Ms. Bell, who goes by the trademarked name, “The Barndominium Lady,” is part of a growing number of Americans choosing space over cities. | Credit Arturo Olmos for The New York Times
The pandemic drove the recent building surge. Emily Stamper, a loan officer in Kentucky with the lender Rural 1st, said that she first saw demand for barndominiums take off in 2020, when lumber was in short supply, but metal was more readily available.
And according to Stacee Lynn Bell, 60, the self-styled Barndominium Lady, more people wanted bigger homes, more distant neighbors, land to raise chickens and grow vegetables, and an environment “not as hustle-bustle.” Since 2020, Ms. Bell and her 19-person team at the Barndominium Company have designed over 1,000 bespoke barndo plans in 41 states, and she recently hired two more designers to keep up with the craze.
Ms. Bell herself lives in a barndo, about an hour north of Houston near Sam Houston National Forest.
Census data confirms a more widespread preference for country life. According to an analysis by the Weldon Cooper Center for Public Service at the University of Virginia, “migration out of counties with more than one million residents in 2023 remained nearly twice as high as before the pandemic, while migration into the country’s smallest metro areas and rural counties rose in 2023 from already near record levels in 2022.”

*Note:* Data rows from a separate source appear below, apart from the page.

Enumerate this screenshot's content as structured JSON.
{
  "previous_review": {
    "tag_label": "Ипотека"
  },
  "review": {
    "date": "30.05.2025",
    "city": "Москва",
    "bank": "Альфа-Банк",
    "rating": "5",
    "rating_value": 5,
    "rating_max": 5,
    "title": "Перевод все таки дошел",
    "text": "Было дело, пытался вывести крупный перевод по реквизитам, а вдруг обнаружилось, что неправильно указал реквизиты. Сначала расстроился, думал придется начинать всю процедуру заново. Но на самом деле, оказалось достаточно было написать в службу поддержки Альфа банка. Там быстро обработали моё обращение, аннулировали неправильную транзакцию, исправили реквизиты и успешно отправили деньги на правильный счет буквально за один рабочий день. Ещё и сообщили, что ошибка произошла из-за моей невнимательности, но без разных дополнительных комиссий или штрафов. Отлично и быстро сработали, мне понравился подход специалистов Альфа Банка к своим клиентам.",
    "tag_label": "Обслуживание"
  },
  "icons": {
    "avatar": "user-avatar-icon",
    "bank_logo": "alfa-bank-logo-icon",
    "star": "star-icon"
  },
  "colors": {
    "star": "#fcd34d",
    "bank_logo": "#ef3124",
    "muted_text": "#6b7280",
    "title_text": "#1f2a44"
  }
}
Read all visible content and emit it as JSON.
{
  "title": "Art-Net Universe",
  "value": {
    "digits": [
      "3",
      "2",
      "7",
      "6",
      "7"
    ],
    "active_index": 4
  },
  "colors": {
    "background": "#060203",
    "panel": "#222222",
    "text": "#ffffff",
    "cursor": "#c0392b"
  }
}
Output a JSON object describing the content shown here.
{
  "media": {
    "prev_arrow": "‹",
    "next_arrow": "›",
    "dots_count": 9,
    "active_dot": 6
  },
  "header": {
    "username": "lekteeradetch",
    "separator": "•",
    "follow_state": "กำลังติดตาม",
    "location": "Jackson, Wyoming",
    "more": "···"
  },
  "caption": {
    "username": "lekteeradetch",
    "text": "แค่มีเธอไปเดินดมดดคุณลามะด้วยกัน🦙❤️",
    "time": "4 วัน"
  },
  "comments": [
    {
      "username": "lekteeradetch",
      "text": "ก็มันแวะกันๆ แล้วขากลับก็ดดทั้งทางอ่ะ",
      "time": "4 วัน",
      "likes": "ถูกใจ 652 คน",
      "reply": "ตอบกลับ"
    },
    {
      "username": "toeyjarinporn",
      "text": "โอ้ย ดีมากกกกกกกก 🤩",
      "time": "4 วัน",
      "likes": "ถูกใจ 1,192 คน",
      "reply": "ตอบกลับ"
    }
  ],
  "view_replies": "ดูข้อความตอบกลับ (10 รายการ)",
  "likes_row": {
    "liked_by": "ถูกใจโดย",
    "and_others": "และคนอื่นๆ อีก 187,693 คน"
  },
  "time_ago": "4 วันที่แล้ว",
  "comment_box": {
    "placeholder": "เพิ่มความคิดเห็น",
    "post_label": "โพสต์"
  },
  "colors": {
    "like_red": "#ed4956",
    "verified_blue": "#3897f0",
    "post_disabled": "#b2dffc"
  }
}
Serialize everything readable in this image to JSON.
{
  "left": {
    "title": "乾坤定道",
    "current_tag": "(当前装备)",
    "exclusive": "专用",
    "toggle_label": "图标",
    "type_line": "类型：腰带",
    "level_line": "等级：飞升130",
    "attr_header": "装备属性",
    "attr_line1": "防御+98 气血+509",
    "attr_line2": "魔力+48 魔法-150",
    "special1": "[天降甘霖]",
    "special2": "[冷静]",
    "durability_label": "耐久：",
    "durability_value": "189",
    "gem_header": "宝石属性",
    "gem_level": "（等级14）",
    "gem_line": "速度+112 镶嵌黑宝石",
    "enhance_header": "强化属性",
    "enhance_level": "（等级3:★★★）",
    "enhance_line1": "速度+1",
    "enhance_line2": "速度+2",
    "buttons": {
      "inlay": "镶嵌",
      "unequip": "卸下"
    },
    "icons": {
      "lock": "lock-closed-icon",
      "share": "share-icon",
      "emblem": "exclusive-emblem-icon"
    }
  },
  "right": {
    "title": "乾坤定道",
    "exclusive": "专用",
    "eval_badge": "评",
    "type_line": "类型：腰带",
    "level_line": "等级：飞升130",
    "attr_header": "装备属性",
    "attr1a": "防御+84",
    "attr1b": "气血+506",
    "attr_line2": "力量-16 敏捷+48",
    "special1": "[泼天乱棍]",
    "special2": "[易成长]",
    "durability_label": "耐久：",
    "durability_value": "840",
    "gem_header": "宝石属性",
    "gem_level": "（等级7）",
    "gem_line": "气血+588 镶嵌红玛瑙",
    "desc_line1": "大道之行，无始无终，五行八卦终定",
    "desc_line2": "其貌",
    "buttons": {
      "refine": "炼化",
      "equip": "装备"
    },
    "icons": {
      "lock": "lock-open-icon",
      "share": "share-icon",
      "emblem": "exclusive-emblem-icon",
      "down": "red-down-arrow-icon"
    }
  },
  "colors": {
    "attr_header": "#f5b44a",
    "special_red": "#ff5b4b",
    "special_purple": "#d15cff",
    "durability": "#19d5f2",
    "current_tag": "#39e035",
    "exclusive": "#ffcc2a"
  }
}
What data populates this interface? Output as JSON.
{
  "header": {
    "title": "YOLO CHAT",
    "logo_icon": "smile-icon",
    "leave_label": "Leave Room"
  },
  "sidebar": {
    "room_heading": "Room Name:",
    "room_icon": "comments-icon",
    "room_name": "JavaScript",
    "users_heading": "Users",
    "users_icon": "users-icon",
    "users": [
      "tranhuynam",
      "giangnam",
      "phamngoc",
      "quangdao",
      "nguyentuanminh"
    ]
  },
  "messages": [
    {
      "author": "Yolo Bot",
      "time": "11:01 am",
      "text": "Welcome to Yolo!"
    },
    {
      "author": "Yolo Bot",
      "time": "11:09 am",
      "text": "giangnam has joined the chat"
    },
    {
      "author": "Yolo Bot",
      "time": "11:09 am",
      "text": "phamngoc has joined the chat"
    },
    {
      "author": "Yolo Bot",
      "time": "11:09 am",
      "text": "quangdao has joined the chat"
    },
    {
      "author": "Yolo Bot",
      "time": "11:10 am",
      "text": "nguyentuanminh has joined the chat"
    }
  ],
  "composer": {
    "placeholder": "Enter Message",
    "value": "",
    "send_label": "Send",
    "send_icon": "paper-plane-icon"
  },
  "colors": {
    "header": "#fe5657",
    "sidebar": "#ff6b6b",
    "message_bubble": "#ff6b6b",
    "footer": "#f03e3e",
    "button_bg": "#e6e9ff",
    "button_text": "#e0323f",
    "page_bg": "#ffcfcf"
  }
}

One major draw of the style is customizability. The garages — generally big enough to house tractors, ATVs, hunting and fishing gear, and cleaning stations for catches — suit a rural lifestyle, Ms. Bell said. As Ms. Stamper put it, barndominiums “give people a blank canvas to do what they want.”
The Cost of Barn-Sizing
The price is right, too — as long as you’re willing to do some of the construction yourself.
In September 2023, Simona Carr, 43, moved from Marion, Ohio, to Golden Valley, Ariz., where she and her husband had bought 10 acres for $26,000 sight unseen. The area outside Kingman, Ariz., with mostly dirt roads, is like something out of an old western movie, she said, with her closest neighbor about a mile away.

When Simona Carr proposed to her husband that they purchase 10 acres of land in rural Arizona, sight-unseen, his initial reaction was, “Honey, you’re crazy.” Eager to get out of their urban area, they made the leap. | Credit John Burcham for The New York Times
A beginner prepper, Mrs. Carr had been eager to flee the city, she said, “just to be prepared for what might take place in the future.”
For $51,000 a company built the metal exterior structure for her future 3,000-square-foot home. “I could get the big house that I wanted for such a small price,” she said. Once the home is done, Mrs. Carr estimates (optimistically) that the total cost will be $210,000.